Lapatinib: new opportunities for management of breast cancer

Abstract

Approximately 20% of new diagnosed breast cancers overexpress the human epidermal growth factor receptor 2 (EGFR2), also known as erythroblastic leukemia viral oncogene homolog 2 (ERBB2) protein, as a consequence of ERBB2 gene amplification, resulting in a poor prognosis. Clinical outcome can be substantially improved by ERBB2-targeted therapy. Lapatinib is a potent, orally bioavailable small molecule that reversibly and selectively inhibits epidermal growth factor receptor (EGFR1 or ERBB1) and ERBB2 tyrosine kinases. Lapatinib binds the adenosine triphosphate-binding site of the receptor's intracellular domain to inhibit tumor cell growth. This review summarizes the pharmacology, pharmacokinetics, efficacy, and tolerability of lapatinib, and reviews both Food and Drug Administration-approved and investigational uses of lapatinib in breast cancer therapy. The drug is generally well tolerated in patients, with diarrhea and rashes being the most common (usually mild or moderate) adverse effects. Unlike trastuzumab, lapatinib has infrequent adverse effects on cardiac function. Lapatinib has substantial activity for advanced ERBB2-positive breast cancer, particularly in combination with capecitabine, following progression after anthracyclines, taxanes, and trastuzumab. Lapatinib combined with capecitabine yielded significant improvements in time to progression and response rate compared with capecitabine alone. This drug can also be combined with letrozole for the treatment of postmenopausal women with ERBB2-positive breast cancer, for whom hormonal therapy is indicated. Lapatinib has shown early promise in treatment of central nervous system metastasis and is being further evaluated in various clinical settings.

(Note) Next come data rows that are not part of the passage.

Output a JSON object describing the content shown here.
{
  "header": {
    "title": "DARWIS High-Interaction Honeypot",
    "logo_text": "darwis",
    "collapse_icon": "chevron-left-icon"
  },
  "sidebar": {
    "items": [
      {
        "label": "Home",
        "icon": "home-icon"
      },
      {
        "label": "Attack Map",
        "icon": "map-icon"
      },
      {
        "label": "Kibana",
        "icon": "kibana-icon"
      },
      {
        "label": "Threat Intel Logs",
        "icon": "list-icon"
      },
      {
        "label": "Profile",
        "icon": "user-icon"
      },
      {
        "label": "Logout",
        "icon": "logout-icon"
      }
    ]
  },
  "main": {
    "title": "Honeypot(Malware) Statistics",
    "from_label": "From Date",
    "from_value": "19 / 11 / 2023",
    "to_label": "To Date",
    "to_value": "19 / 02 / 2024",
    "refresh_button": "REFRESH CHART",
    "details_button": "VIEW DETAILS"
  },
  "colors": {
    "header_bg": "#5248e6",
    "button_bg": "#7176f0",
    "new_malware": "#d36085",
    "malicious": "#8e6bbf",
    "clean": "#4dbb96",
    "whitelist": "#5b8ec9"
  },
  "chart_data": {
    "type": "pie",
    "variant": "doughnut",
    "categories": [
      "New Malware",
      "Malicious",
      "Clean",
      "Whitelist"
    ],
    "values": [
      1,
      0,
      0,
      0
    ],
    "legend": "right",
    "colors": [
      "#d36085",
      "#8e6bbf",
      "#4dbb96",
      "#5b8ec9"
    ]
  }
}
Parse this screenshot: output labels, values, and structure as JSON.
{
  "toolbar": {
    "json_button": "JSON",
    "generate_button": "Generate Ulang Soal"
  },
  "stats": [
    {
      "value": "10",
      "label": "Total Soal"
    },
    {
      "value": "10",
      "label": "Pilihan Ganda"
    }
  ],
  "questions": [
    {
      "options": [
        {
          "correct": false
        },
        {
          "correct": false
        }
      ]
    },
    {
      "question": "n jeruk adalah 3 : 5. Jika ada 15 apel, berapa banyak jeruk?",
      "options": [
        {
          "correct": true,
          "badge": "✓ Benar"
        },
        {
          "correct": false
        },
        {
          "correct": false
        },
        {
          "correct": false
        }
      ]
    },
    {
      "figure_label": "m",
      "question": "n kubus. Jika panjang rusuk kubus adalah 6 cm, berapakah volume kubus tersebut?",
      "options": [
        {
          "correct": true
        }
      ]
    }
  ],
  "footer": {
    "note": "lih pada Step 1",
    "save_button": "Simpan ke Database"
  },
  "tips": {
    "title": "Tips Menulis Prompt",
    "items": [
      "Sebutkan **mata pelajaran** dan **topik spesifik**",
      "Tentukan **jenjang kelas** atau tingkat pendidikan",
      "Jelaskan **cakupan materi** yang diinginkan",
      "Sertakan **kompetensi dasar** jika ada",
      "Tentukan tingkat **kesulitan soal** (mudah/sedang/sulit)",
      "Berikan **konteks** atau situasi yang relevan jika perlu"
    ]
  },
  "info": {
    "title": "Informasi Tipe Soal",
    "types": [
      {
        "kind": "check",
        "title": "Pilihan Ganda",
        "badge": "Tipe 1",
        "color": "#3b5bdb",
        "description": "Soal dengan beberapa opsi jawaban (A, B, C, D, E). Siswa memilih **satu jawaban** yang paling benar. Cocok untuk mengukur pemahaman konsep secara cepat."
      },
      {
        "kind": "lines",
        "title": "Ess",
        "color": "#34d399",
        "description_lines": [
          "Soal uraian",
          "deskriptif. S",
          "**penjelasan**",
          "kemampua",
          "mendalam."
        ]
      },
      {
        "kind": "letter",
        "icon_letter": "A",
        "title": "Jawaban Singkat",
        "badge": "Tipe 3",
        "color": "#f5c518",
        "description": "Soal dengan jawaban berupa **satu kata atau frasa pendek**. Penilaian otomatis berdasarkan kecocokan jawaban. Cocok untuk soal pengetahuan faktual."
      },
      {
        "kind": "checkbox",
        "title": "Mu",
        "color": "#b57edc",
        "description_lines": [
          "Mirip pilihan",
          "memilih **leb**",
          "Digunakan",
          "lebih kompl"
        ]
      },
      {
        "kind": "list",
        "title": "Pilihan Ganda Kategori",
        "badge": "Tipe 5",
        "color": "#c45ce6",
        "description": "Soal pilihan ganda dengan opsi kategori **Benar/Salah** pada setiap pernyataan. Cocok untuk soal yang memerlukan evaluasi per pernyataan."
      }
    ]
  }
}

Keywords: ERBB family; ERBB2; breast cancer; capecitabine; lapatinib; letrozole; trastuzumab.

Figure 1

Mechanism of action of lapatinib. ERBB2 homodimerization or heterodimerization with other family members is promoted by binding of ligand (such as epithelial growth factor), and possibly by high receptor density secondary to ERBB2 amplification. Two key signaling pathways activated by receptor dimerization and activation are the Pi3K-Akt pathway, which promotes both cell survival and cell cycle progression, and the mitogen-activated protein kinase (MAPK) pathway, which stimulates proliferation. Lapatinib blocks the catalytic cleft of the ERBB1 and ERBB2 receptors, thereby preventing adenosine triphosphate binding and subsequent receptor phosphorylation leading to inhibition of downstream mitogenic signaling cascades.